Prime recoveries fell to 50.3% in August, from 54.9% the same time a year prior, according to S&P Global.
“In our view, lower prime recovery rates have been due to myriad factors,” S&P wrote in its August U.S. Auto Loan ABS Tracker, including a 16% increase in off-lease vehicle volume this year to 3.6 million units, compared to 3.1 million last year; higher new vehicle incentives; longer loan terms; and higher LTVs on the 2015 and 2016 securitized loans.
Subprime recoveries, however, rose to 38.0% in August from 37.3% the same time a year prior.
Historically high delinquencies and losses are expected to continue to rise because of used-vehicle depreciation and the saturation of lenders, but those rises are not as “ominous” as reported in headlines, Kroll Bond Rating Agency said in its August report.

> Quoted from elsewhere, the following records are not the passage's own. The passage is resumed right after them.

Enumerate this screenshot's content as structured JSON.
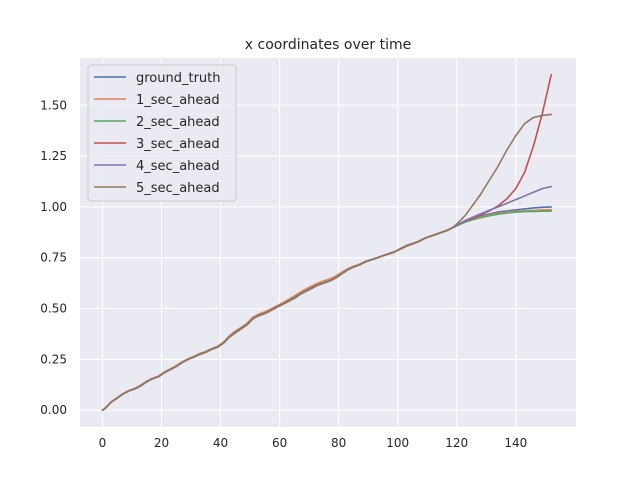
{
  "chart_data": {
    "type": "line",
    "title": "x coordinates over time",
    "xlabel": "",
    "ylabel": "",
    "xlim": [
      -7.6,
      160.4
    ],
    "ylim": [
      -0.0825,
      1.7325
    ],
    "xticks": [
      0,
      20,
      40,
      60,
      80,
      100,
      120,
      140
    ],
    "yticks": [
      0.0,
      0.25,
      0.5,
      0.75,
      1.0,
      1.25,
      1.5
    ],
    "ytick_labels": [
      "0.00",
      "0.25",
      "0.50",
      "0.75",
      "1.00",
      "1.25",
      "1.50"
    ],
    "grid": true,
    "legend_position": "top-left",
    "series": [
      {
        "name": "ground_truth",
        "color": "#4c72b0",
        "x": [
          0,
          1,
          3,
          5,
          7,
          9,
          11,
          13,
          15,
          17,
          19,
          21,
          23,
          25,
          27,
          29,
          31,
          33,
          35,
          37,
          39,
          41,
          43,
          45,
          47,
          49,
          51,
          53,
          55,
          57,
          59,
          61,
          63,
          65,
          67,
          69,
          71,
          73,
          75,
          77,
          79,
          81,
          83,
          85,
          87,
          89,
          91,
          93,
          95,
          97,
          99,
          101,
          103,
          105,
          107,
          109,
          111,
          113,
          115,
          117,
          119,
          121,
          123,
          125,
          128,
          131,
          134,
          137,
          140,
          143,
          146,
          149,
          152
        ],
        "y": [
          0.0,
          0.01,
          0.04,
          0.06,
          0.08,
          0.095,
          0.105,
          0.12,
          0.14,
          0.155,
          0.165,
          0.185,
          0.2,
          0.215,
          0.235,
          0.25,
          0.262,
          0.275,
          0.285,
          0.3,
          0.31,
          0.33,
          0.36,
          0.38,
          0.4,
          0.42,
          0.45,
          0.465,
          0.475,
          0.49,
          0.505,
          0.52,
          0.535,
          0.55,
          0.57,
          0.585,
          0.6,
          0.615,
          0.625,
          0.635,
          0.65,
          0.67,
          0.69,
          0.705,
          0.715,
          0.73,
          0.74,
          0.75,
          0.76,
          0.77,
          0.78,
          0.795,
          0.81,
          0.82,
          0.83,
          0.845,
          0.855,
          0.865,
          0.875,
          0.885,
          0.9,
          0.915,
          0.93,
          0.94,
          0.955,
          0.965,
          0.975,
          0.98,
          0.985,
          0.99,
          0.995,
          0.998,
          1.0
        ]
      },
      {
        "name": "1_sec_ahead",
        "color": "#dd8452",
        "x": [
          0,
          1,
          3,
          5,
          7,
          9,
          11,
          13,
          15,
          17,
          19,
          21,
          23,
          25,
          27,
          29,
          31,
          33,
          35,
          37,
          39,
          41,
          43,
          45,
          47,
          49,
          51,
          53,
          55,
          57,
          59,
          61,
          63,
          65,
          67,
          69,
          71,
          73,
          75,
          77,
          79,
          81,
          83,
          85,
          87,
          89,
          91,
          93,
          95,
          97,
          99,
          101,
          103,
          105,
          107,
          109,
          111,
          113,
          115,
          117,
          119,
          121,
          123,
          125,
          128,
          131,
          134,
          137,
          140,
          143,
          146,
          149,
          152
        ],
        "y": [
          0.0,
          0.012,
          0.042,
          0.062,
          0.082,
          0.097,
          0.108,
          0.124,
          0.143,
          0.158,
          0.168,
          0.188,
          0.203,
          0.219,
          0.238,
          0.253,
          0.265,
          0.279,
          0.289,
          0.303,
          0.314,
          0.335,
          0.366,
          0.389,
          0.408,
          0.428,
          0.458,
          0.473,
          0.484,
          0.498,
          0.513,
          0.528,
          0.545,
          0.562,
          0.58,
          0.597,
          0.612,
          0.626,
          0.636,
          0.646,
          0.66,
          0.678,
          0.695,
          0.708,
          0.718,
          0.732,
          0.741,
          0.75,
          0.759,
          0.768,
          0.778,
          0.792,
          0.806,
          0.817,
          0.828,
          0.843,
          0.856,
          0.866,
          0.876,
          0.887,
          0.9,
          0.914,
          0.927,
          0.937,
          0.95,
          0.96,
          0.968,
          0.974,
          0.978,
          0.981,
          0.983,
          0.985,
          0.986
        ]
      },
      {
        "name": "2_sec_ahead",
        "color": "#55a868",
        "x": [
          0,
          1,
          3,
          5,
          7,
          9,
          11,
          13,
          15,
          17,
          19,
          21,
          23,
          25,
          27,
          29,
          31,
          33,
          35,
          37,
          39,
          41,
          43,
          45,
          47,
          49,
          51,
          53,
          55,
          57,
          59,
          61,
          63,
          65,
          67,
          69,
          71,
          73,
          75,
          77,
          79,
          81,
          83,
          85,
          87,
          89,
          91,
          93,
          95,
          97,
          99,
          101,
          103,
          105,
          107,
          109,
          111,
          113,
          115,
          117,
          119,
          121,
          123,
          125,
          128,
          131,
          134,
          137,
          140,
          143,
          146,
          149,
          152
        ],
        "y": [
          0.0,
          0.011,
          0.041,
          0.061,
          0.081,
          0.096,
          0.106,
          0.122,
          0.141,
          0.156,
          0.166,
          0.186,
          0.201,
          0.217,
          0.236,
          0.251,
          0.263,
          0.277,
          0.287,
          0.301,
          0.312,
          0.332,
          0.362,
          0.383,
          0.403,
          0.423,
          0.452,
          0.468,
          0.478,
          0.493,
          0.508,
          0.523,
          0.538,
          0.554,
          0.573,
          0.589,
          0.604,
          0.618,
          0.628,
          0.638,
          0.653,
          0.672,
          0.691,
          0.705,
          0.715,
          0.73,
          0.739,
          0.749,
          0.759,
          0.769,
          0.779,
          0.794,
          0.808,
          0.818,
          0.829,
          0.844,
          0.855,
          0.865,
          0.875,
          0.886,
          0.9,
          0.914,
          0.926,
          0.935,
          0.947,
          0.956,
          0.964,
          0.97,
          0.974,
          0.977,
          0.978,
          0.979,
          0.979
        ]
      },
      {
        "name": "3_sec_ahead",
        "color": "#c44e52",
        "x": [
          0,
          1,
          3,
          5,
          7,
          9,
          11,
          13,
          15,
          17,
          19,
          21,
          23,
          25,
          27,
          29,
          31,
          33,
          35,
          37,
          39,
          41,
          43,
          45,
          47,
          49,
          51,
          53,
          55,
          57,
          59,
          61,
          63,
          65,
          67,
          69,
          71,
          73,
          75,
          77,
          79,
          81,
          83,
          85,
          87,
          89,
          91,
          93,
          95,
          97,
          99,
          101,
          103,
          105,
          107,
          109,
          111,
          113,
          115,
          117,
          119,
          121,
          123,
          125,
          128,
          131,
          134,
          137,
          140,
          143,
          146,
          149,
          152
        ],
        "y": [
          0.0,
          0.01,
          0.04,
          0.06,
          0.08,
          0.095,
          0.105,
          0.121,
          0.14,
          0.155,
          0.165,
          0.185,
          0.2,
          0.216,
          0.235,
          0.25,
          0.262,
          0.276,
          0.286,
          0.3,
          0.311,
          0.331,
          0.361,
          0.382,
          0.402,
          0.422,
          0.451,
          0.467,
          0.477,
          0.492,
          0.507,
          0.522,
          0.537,
          0.553,
          0.572,
          0.588,
          0.603,
          0.617,
          0.627,
          0.637,
          0.652,
          0.671,
          0.69,
          0.704,
          0.714,
          0.729,
          0.739,
          0.749,
          0.759,
          0.769,
          0.779,
          0.794,
          0.809,
          0.819,
          0.83,
          0.845,
          0.856,
          0.866,
          0.876,
          0.887,
          0.902,
          0.917,
          0.932,
          0.942,
          0.96,
          0.98,
          1.005,
          1.04,
          1.09,
          1.17,
          1.3,
          1.46,
          1.65
        ]
      },
      {
        "name": "4_sec_ahead",
        "color": "#8172b3",
        "x": [
          0,
          1,
          3,
          5,
          7,
          9,
          11,
          13,
          15,
          17,
          19,
          21,
          23,
          25,
          27,
          29,
          31,
          33,
          35,
          37,
          39,
          41,
          43,
          45,
          47,
          49,
          51,
          53,
          55,
          57,
          59,
          61,
          63,
          65,
          67,
          69,
          71,
          73,
          75,
          77,
          79,
          81,
          83,
          85,
          87,
          89,
          91,
          93,
          95,
          97,
          99,
          101,
          103,
          105,
          107,
          109,
          111,
          113,
          115,
          117,
          119,
          121,
          123,
          125,
          128,
          131,
          134,
          137,
          140,
          143,
          146,
          149,
          152
        ],
        "y": [
          0.0,
          0.01,
          0.04,
          0.06,
          0.08,
          0.095,
          0.105,
          0.12,
          0.14,
          0.155,
          0.165,
          0.185,
          0.2,
          0.215,
          0.235,
          0.25,
          0.262,
          0.275,
          0.285,
          0.3,
          0.31,
          0.33,
          0.36,
          0.381,
          0.401,
          0.421,
          0.451,
          0.466,
          0.476,
          0.491,
          0.506,
          0.521,
          0.536,
          0.552,
          0.571,
          0.587,
          0.602,
          0.616,
          0.626,
          0.636,
          0.651,
          0.671,
          0.69,
          0.705,
          0.715,
          0.73,
          0.74,
          0.75,
          0.76,
          0.77,
          0.78,
          0.795,
          0.81,
          0.82,
          0.83,
          0.845,
          0.855,
          0.865,
          0.876,
          0.887,
          0.902,
          0.918,
          0.934,
          0.947,
          0.965,
          0.983,
          1.0,
          1.018,
          1.036,
          1.054,
          1.072,
          1.09,
          1.1
        ]
      },
      {
        "name": "5_sec_ahead",
        "color": "#937860",
        "x": [
          0,
          1,
          3,
          5,
          7,
          9,
          11,
          13,
          15,
          17,
          19,
          21,
          23,
          25,
          27,
          29,
          31,
          33,
          35,
          37,
          39,
          41,
          43,
          45,
          47,
          49,
          51,
          53,
          55,
          57,
          59,
          61,
          63,
          65,
          67,
          69,
          71,
          73,
          75,
          77,
          79,
          81,
          83,
          85,
          87,
          89,
          91,
          93,
          95,
          97,
          99,
          101,
          103,
          105,
          107,
          109,
          111,
          113,
          115,
          117,
          119,
          121,
          123,
          125,
          128,
          131,
          134,
          137,
          140,
          143,
          146,
          149,
          152
        ],
        "y": [
          0.0,
          0.01,
          0.04,
          0.06,
          0.08,
          0.095,
          0.105,
          0.12,
          0.14,
          0.155,
          0.165,
          0.185,
          0.2,
          0.215,
          0.235,
          0.25,
          0.262,
          0.275,
          0.285,
          0.3,
          0.31,
          0.33,
          0.36,
          0.381,
          0.401,
          0.421,
          0.451,
          0.466,
          0.476,
          0.491,
          0.506,
          0.521,
          0.536,
          0.552,
          0.571,
          0.587,
          0.602,
          0.616,
          0.626,
          0.636,
          0.651,
          0.671,
          0.69,
          0.705,
          0.715,
          0.73,
          0.74,
          0.75,
          0.76,
          0.77,
          0.78,
          0.795,
          0.81,
          0.82,
          0.83,
          0.845,
          0.855,
          0.865,
          0.876,
          0.887,
          0.902,
          0.93,
          0.96,
          1.0,
          1.06,
          1.13,
          1.2,
          1.28,
          1.35,
          1.41,
          1.44,
          1.45,
          1.455
        ]
      }
    ]
  }
}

Additionally, prime net losses increased slightly month over month to 0.68% in August, but were constant on a year over year basis, according to S&P.
“The weaker month-over-month performance reflects higher losses on certain issuer’s 2016 securitizations as they season (TCF, Hyundai, CarMax, and California Republic Bank) and early-stage high losses on World Omni’s series 2017-A,” according to the report. But, despite losses trending slightly higher for some of the 2015-2016 transactions, credit enhancement as a percentage of the outstanding collateral amount has generally grown since those transactions closed.
Meanwhile, the subprime net loss rate increased to 7.95% in August from 7.38% in July, but decreased year over year from 8.35%. The decline was largely due to a high volume of new subprime auto loan ABS deals that have entered S&P’s composite since last year, which increased the outstanding balance of the collateral, S&P said in the report.